Jenny Folley is the CEO of @Workspaces, an Australian chain of five-star office spaces and facilities located in prime locations in Sydney, Melbourne, Brisbane and the Gold Coast.

Folley has provided an overview of some of the new terms being kicked around offices across the country.

Anti-social distancing: a person who uses social distancing as an excuse to avoid going near anyone at work who is not liked.

Blue Skype thinking: a pun on the phrase ‘blue sky thinking’, which is a form of creative brainstorming. By contrast, ‘blue Skype thinking’ is a brainstorming session which takes place over a videoconferencing.

Coronamalaise: the loosening of behaviour, productivity, and any interest in returning to work or getting anything done on time, or at all – laziness at work.

Coronials: a word that has made it into the Merriam-Webster dictionary’s ‘Words we are watching’ list, coronials are the babies conceived and born during the pandemic.

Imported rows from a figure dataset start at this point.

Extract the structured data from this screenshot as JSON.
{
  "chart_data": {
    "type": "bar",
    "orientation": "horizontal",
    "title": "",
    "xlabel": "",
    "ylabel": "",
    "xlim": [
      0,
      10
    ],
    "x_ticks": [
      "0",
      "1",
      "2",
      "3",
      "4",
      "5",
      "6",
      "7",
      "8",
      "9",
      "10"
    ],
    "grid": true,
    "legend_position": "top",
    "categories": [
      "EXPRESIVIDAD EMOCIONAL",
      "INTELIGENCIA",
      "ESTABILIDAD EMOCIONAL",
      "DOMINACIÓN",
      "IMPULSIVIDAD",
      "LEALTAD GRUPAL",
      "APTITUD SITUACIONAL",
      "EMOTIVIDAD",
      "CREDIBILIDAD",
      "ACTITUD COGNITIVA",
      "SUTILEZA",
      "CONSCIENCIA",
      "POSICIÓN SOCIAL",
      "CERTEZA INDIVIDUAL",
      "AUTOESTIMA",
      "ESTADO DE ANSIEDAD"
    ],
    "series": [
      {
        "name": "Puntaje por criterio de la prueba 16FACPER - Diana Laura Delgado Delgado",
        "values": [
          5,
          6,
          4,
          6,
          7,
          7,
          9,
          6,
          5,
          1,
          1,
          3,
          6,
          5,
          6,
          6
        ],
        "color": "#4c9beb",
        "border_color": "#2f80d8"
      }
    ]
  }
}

Coughin’ dodger: someone who pretends to cough so they can go home. By contrast, a ‘coffin dodger’ is an older person who seems to be good at avoiding death.

Covidiot: a disparaging term used to describe someone in the office who continues to ignore the warnings regarding general health and safety and who fails to practise social distancing, constantly touches other people’s things, etc.

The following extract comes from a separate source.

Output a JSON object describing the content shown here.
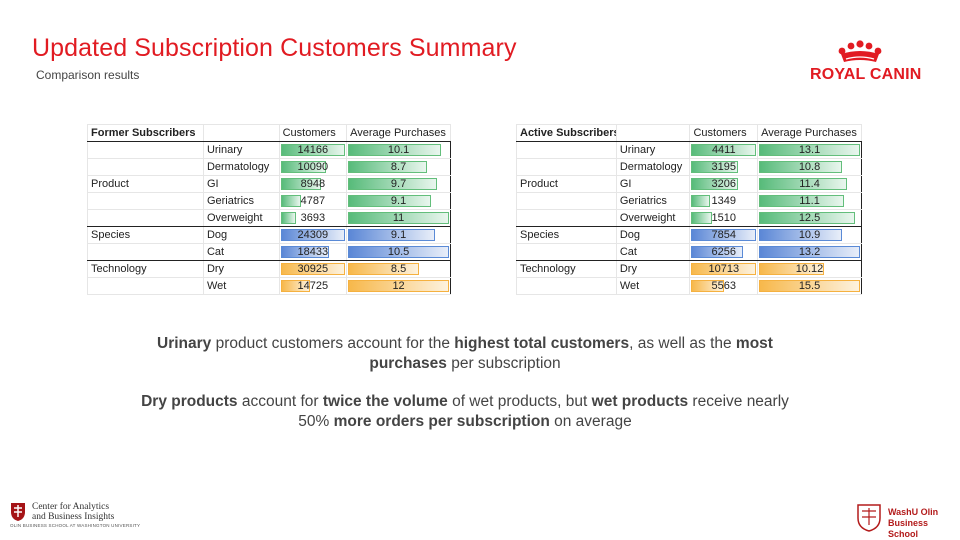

Covidophile: a term used to refer to someone who is obsessed with coronaviruses and coronavirus diseases. A covidophile talks about covid constantly instead of doing work and often jijacks meetings talking about the pandemic rather than work stuff.

The elephant in the Zoom: Another great pun on the phrase ‘elephant in the room’, in this case, it refers to a glaring issue during a videoconferencing call that nobody feels able to mention. Examples include: a bad DIY haircut, bombsite house in the background, questionable facial hair or just doing the meeting in a towel as nothing fits anymore.

Virodamus/ Corostradamus: a person who predicted the pandemic and continues to predict what is going to happen.

Vis/ Let’s do a vis: short for visual, this is a visual meeting through zoom or another online platform.

“COVID changed the landscape of our lives so profoundly that the editors of the Oxford English Language Dictionary had to release special updates to reflect on the rapidity of the impact of pandemic on the English language,” Folley said.

“During a time of unprecedented change, many scientific and medical terms were suddenly brought into the average person’s everyday vocabulary. Languages evolve when people have no available way of expressing what they want to say conventionally, so they find other ways to get their message across. As so much of our lives is spent working, new words relating specifically to the COVID-impacted workspace also arose.

“The workplace is definitely a new and different environment for many and now it seems we have a new set of terms to deal with as well.”